Doug Williams, man of the hour, cause celebre and starting quarterback, resurfaced yesterday in front of his locker at Redskin Park, wearing regulation gray sweats and an amused grin.
After three days off, he was the very picture of contentment. On Sunday, this man made all the right moves. He got the job, won the game and skipped town.
"With all the hype in the media and the press, it was a good chance to get away from it all," Williams said. "I didn't even know what was in the newspaper. Yesterday was the first time I read a paper in the area. It was great."
At 7:15 Sunday night, exactly three hours after he victoriously left the field at RFK Stadium, Williams was sitting on a plane that took him away from Dulles to Louisiana, his home. He has built a new house in Zachary, where his wife and 4-year-old daughter live. His father lives nearby.
"I did nothing but cool out and relax and visit with my family," Williams said. "I did some things around the house, raked leaves, that's it. It was the perfect opportunity to see how everybody down there was doing."
Yesterday, the Williams era officially began for the Redskins when the 32-year-old took every snap during the team's offensive workout, and looked good, Coach Joe Gibbs said. He will start Monday night against the Los Angeles Rams at RFK Stadium.
No one knows how long this will last. It could be a game, two games or two years, Gibbs has said. Jay Schroeder, benched because of a slump, will be back sometime. But for now, a tried-and-true veteran is getting another -- and perhaps final -- chance at stardom. It's an enchanting time at Redskin Park. And Williams, chatty as ever curled up on the bench in front of his locker, is enjoying it all.
"All I want is the same opportunity everybody else has had," Williams said, when asked how long this job should be his. "I've got some ups and downs, I am human.
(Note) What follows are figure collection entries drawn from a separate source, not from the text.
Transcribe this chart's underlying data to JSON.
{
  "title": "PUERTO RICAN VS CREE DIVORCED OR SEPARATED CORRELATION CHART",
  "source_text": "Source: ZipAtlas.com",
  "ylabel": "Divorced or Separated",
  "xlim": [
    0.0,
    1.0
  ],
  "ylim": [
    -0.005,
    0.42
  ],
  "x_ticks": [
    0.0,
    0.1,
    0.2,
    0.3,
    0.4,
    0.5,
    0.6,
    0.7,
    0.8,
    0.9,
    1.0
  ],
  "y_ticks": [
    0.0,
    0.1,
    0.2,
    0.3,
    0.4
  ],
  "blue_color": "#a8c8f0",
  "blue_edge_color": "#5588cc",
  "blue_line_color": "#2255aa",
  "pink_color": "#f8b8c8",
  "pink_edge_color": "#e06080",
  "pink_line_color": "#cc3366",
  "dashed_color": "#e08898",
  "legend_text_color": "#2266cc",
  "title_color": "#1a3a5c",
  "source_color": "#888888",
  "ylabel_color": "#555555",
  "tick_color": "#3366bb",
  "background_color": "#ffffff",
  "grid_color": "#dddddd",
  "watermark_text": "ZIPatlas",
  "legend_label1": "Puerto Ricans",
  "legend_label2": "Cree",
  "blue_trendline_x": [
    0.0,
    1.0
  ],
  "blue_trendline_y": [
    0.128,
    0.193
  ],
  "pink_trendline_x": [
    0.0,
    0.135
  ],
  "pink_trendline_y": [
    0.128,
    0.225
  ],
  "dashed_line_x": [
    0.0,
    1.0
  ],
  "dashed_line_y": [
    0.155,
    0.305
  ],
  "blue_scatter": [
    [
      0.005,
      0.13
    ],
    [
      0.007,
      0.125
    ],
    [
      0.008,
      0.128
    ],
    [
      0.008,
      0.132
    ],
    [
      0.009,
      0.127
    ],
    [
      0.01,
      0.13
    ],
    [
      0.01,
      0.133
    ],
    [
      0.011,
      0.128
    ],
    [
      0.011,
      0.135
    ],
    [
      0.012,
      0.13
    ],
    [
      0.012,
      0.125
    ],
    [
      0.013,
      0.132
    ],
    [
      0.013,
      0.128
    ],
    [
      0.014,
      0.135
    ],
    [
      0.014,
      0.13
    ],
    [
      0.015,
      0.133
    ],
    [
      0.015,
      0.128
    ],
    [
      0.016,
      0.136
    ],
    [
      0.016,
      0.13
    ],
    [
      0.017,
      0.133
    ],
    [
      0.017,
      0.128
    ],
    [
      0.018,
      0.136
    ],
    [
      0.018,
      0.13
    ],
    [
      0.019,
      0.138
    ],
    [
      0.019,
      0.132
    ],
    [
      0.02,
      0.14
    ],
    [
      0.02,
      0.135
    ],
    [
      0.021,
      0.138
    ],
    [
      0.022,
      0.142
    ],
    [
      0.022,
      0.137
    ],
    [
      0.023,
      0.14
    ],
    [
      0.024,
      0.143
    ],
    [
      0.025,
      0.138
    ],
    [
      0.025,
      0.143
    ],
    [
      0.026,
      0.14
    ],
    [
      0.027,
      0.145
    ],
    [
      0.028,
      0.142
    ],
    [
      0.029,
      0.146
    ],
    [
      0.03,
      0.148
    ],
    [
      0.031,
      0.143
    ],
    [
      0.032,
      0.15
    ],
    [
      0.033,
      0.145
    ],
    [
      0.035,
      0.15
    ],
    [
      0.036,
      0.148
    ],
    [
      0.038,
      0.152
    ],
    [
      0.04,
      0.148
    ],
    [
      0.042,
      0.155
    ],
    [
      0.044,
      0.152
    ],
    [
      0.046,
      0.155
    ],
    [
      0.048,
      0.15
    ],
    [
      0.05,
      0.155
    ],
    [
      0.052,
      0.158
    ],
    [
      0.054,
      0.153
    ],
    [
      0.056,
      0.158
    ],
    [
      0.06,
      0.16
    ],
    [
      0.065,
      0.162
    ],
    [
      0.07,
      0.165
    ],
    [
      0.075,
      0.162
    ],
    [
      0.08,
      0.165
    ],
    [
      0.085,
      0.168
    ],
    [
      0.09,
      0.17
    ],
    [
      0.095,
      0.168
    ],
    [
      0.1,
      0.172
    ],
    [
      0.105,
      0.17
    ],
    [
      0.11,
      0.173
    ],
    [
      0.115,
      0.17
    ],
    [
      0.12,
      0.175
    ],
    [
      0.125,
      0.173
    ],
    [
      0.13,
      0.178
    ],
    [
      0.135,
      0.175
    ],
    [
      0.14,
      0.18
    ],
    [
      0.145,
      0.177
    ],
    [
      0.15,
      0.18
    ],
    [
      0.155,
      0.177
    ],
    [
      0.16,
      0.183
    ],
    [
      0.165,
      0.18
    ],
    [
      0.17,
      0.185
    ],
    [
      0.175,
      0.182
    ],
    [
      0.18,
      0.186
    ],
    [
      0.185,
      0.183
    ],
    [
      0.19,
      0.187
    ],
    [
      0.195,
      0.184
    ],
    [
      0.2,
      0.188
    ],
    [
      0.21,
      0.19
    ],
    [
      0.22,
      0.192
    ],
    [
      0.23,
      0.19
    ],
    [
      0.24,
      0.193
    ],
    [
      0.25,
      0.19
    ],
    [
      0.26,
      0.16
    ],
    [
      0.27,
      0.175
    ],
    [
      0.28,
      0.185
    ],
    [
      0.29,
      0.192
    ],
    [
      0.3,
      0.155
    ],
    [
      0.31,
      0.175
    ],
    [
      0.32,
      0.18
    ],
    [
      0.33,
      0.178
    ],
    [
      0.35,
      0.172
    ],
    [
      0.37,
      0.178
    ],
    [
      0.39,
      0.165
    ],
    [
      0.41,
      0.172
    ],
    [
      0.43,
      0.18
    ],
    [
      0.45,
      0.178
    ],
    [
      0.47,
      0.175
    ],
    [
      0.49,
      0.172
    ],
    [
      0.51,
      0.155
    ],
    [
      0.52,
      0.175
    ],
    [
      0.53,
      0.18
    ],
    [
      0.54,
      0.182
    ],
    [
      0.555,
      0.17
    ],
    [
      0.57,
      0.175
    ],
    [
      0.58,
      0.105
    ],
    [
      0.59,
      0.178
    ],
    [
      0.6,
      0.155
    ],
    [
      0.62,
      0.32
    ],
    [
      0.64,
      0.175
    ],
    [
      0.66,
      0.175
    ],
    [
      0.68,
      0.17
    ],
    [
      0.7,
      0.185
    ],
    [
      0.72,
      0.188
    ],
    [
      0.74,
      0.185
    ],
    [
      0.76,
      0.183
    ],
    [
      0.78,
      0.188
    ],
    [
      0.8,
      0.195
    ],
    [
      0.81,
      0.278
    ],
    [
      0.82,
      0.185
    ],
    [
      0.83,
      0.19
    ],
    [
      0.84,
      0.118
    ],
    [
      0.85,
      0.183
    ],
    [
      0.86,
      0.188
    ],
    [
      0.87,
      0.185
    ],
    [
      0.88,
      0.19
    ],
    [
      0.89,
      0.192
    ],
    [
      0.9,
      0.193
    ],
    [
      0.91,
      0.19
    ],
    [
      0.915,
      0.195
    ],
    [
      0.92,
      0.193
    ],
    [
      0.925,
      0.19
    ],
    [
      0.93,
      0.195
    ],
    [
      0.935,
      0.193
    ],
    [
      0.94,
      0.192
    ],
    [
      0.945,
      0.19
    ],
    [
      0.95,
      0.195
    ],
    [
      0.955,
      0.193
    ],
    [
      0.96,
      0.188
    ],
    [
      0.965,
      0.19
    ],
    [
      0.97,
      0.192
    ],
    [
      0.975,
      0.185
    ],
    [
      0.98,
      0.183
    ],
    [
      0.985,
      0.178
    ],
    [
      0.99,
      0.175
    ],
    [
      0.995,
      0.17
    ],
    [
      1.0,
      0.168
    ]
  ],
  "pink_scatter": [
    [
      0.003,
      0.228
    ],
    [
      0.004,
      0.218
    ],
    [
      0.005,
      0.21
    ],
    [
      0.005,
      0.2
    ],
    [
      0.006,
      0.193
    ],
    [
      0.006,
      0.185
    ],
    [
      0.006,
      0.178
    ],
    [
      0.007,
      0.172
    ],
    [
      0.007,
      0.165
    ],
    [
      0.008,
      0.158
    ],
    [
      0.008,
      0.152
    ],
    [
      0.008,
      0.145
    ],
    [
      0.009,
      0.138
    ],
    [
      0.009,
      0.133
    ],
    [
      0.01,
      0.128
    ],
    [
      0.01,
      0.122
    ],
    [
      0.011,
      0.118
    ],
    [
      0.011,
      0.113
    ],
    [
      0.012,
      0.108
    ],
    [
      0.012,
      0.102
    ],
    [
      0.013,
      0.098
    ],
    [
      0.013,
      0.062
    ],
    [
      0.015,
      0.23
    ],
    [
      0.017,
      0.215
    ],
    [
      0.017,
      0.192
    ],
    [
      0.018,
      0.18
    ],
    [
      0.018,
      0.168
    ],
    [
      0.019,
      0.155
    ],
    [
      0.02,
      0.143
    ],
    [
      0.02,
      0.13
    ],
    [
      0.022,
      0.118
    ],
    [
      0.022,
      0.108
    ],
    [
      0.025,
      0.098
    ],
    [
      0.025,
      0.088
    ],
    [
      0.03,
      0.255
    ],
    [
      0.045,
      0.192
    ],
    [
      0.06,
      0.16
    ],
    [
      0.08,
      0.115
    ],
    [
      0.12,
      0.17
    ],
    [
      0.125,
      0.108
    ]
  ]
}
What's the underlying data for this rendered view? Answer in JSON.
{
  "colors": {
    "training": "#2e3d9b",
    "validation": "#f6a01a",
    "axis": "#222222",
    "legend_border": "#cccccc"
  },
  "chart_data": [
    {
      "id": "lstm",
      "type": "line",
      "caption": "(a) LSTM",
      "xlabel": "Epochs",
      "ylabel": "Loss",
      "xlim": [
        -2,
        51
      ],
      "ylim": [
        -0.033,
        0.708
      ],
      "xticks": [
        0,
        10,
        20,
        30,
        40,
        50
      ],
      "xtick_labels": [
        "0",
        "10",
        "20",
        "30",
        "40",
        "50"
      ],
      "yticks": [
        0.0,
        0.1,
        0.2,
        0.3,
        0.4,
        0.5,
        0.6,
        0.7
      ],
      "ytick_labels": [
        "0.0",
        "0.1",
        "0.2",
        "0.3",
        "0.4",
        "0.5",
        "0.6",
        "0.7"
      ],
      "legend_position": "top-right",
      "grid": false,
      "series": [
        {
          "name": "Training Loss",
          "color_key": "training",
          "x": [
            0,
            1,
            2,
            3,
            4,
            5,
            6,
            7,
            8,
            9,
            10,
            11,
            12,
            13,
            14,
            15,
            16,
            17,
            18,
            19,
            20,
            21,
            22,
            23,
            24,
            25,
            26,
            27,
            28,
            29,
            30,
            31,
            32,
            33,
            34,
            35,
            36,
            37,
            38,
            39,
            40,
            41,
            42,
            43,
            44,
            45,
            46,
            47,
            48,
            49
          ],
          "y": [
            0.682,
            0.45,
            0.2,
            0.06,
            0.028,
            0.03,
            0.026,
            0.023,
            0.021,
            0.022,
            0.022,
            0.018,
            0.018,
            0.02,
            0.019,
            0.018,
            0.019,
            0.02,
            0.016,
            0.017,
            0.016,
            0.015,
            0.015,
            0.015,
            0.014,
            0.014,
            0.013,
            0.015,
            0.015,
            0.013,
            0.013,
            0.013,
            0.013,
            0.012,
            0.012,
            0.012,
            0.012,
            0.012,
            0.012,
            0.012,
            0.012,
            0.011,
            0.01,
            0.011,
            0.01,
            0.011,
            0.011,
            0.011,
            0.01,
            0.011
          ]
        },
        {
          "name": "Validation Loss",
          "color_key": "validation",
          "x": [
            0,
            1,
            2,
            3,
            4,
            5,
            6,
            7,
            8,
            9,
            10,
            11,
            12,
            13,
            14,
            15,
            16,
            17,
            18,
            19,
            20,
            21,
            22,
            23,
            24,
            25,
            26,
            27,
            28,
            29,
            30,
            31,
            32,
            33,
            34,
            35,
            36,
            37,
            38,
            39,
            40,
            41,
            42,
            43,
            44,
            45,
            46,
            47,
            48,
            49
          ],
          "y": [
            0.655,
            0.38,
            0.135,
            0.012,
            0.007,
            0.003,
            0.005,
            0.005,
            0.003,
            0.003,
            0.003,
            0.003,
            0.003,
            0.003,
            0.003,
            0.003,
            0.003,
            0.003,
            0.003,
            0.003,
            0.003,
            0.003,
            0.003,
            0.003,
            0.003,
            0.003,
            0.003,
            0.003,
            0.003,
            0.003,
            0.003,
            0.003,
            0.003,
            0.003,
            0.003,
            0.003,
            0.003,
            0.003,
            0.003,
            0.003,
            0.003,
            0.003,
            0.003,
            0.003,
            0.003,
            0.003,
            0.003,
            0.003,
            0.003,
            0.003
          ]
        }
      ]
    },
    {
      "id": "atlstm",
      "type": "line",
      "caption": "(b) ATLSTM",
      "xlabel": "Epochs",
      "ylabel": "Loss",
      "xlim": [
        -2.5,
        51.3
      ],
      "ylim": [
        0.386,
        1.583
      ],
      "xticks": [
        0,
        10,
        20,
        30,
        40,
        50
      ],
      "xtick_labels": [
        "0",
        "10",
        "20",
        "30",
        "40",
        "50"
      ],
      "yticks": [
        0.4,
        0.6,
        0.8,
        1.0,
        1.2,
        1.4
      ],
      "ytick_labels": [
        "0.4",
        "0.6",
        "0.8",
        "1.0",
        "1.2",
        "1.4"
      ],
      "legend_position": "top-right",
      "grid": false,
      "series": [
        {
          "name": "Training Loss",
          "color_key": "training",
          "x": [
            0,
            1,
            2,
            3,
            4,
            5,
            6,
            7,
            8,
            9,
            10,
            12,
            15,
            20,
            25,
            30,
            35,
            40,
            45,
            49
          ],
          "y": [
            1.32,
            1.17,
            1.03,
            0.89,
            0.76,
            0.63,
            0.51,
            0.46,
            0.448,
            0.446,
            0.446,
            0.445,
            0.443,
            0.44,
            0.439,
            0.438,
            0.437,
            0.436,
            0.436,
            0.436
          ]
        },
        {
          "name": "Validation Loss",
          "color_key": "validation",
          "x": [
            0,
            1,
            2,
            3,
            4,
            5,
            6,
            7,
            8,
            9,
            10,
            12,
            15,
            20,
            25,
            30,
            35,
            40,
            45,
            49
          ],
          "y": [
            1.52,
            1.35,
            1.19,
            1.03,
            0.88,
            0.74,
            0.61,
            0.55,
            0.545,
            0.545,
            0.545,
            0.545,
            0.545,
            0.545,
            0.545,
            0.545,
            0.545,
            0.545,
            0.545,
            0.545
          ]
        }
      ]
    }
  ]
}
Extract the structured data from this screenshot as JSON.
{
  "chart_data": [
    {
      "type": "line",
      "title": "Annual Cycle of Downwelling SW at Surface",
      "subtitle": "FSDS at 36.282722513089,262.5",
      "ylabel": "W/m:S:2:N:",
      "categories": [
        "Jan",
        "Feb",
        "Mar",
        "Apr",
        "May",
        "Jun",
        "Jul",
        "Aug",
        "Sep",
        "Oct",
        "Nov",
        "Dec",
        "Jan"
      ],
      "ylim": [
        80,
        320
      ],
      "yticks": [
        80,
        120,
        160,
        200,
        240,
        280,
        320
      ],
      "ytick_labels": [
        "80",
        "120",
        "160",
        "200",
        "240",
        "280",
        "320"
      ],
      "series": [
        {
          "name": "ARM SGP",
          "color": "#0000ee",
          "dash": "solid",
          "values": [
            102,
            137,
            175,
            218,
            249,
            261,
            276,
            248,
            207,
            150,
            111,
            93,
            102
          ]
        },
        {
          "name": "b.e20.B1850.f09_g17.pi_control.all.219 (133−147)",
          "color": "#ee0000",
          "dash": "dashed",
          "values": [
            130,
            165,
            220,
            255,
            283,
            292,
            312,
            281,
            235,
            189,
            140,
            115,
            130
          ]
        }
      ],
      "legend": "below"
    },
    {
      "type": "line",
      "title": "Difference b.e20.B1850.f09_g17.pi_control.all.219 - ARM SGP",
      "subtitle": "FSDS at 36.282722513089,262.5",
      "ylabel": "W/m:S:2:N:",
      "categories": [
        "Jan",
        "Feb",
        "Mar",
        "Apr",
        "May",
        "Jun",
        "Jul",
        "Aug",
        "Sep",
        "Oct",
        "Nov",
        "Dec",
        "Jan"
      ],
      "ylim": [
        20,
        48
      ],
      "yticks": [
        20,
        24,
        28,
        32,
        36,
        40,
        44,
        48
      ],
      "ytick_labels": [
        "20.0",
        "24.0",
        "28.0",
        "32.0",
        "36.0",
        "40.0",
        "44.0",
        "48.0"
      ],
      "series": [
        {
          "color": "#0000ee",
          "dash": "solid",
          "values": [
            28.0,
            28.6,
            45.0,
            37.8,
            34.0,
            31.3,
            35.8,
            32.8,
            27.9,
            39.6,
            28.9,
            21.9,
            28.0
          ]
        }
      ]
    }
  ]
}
If I'm playing good . . . that's for Joe Gibbs to make that decision, not me, and not anybody else, not the crowd, not outsiders, just him with his gut feeling, making the decision."
Williams, never known for his scrambling ability, admirably danced around questions about how long he will have this job and what he will do with it.
"I think every quarterback wants to go to the Super Bowl," he said. "I hope that my team believes I'm a leader, somebody who's going to get the job done at all costs. I'd like to be thought of as that type of individual. Also, a good person to get along with off the field, on the field, what have you. And just somebody to look up to."
Williams, the Redskins' first black quarterback, said he "most definitely" believes he is a role model for Washington's black community. The Redskins also are starting Raleigh McKenzie, who is black, at center in place of the injured Russ Grimm. It is quite rare to find an NFL team with blacks at those positions; Williams said he has never heard of it happening before.
Williams said that while this is a good time in his life, it is not his happiest time as a quarterback. That came in 1979, when he led the Tampa Bay Buccaneers to the NFC championship game. Several years later, Williams was embroiled in a contract dispute and left Tampa Bay with bitter memories for the U.S. Football League.
"There's not that much I haven't been through," Williams said. "Quite naturally, this is hard for Jay because he's never been through it. But to me, I've been doing it all my life. I've played under a microscope, so what's the difference? I was in a microscope in 1978 when I first set foot on the field. I've always been under that little tiny eye.
"I don't think I've changed. I think the environment around me changed. In Tampa, the coaches down there knew that if Doug Williams didn't have a good game, the Buccaneers didn't have a good game. It was one of those situations where so goes Doug Williams, so go the Buccaneers. But here, I'm not looked upon to make the big play, per se, because we've got so many other guys like the Art Monks, the Gary Clarks, the Ricky Sanders, the running backs we have here, a good offensive line. You've got so many other people that you can depend on."
It's not surprising, given Williams' history, that he is having no trouble keeping this new opportunity in perspective.
"Nothing surprises me anymore," he said. "To get an opportunity to play quite naturally is great. I'll be doing as much as I can to keep this job. I want to play and I know other people want to play, also. That's just the nature of this game.
"I'm not after vindication. I'm just here to do a job. Given an opportunity, I'm just going to do the best I possibly can. It's a good feeling to just get an opportunity to play."
Running back George Rogers (strained groin) practiced with the first team but was "still a little tender," Gibbs said. If Rogers can't start, either Timmy Smith or Keith Griffin will . . . Schroeder "looked good, looked sharp," Gibbs said, running the scout team and working on the other practice field with quarterbacks coach Jerry Rhome. Schroeder has been bothered by the flu the past few days, Gibbs said . . . Linebacker Rich Milot is healthy and practicing again, Gibbs said . . . Gibbs closed practice yesterday to the media. "When quite a bit is going on, I try to get back to spending time by ourselves to get settled down and get back to business," he said.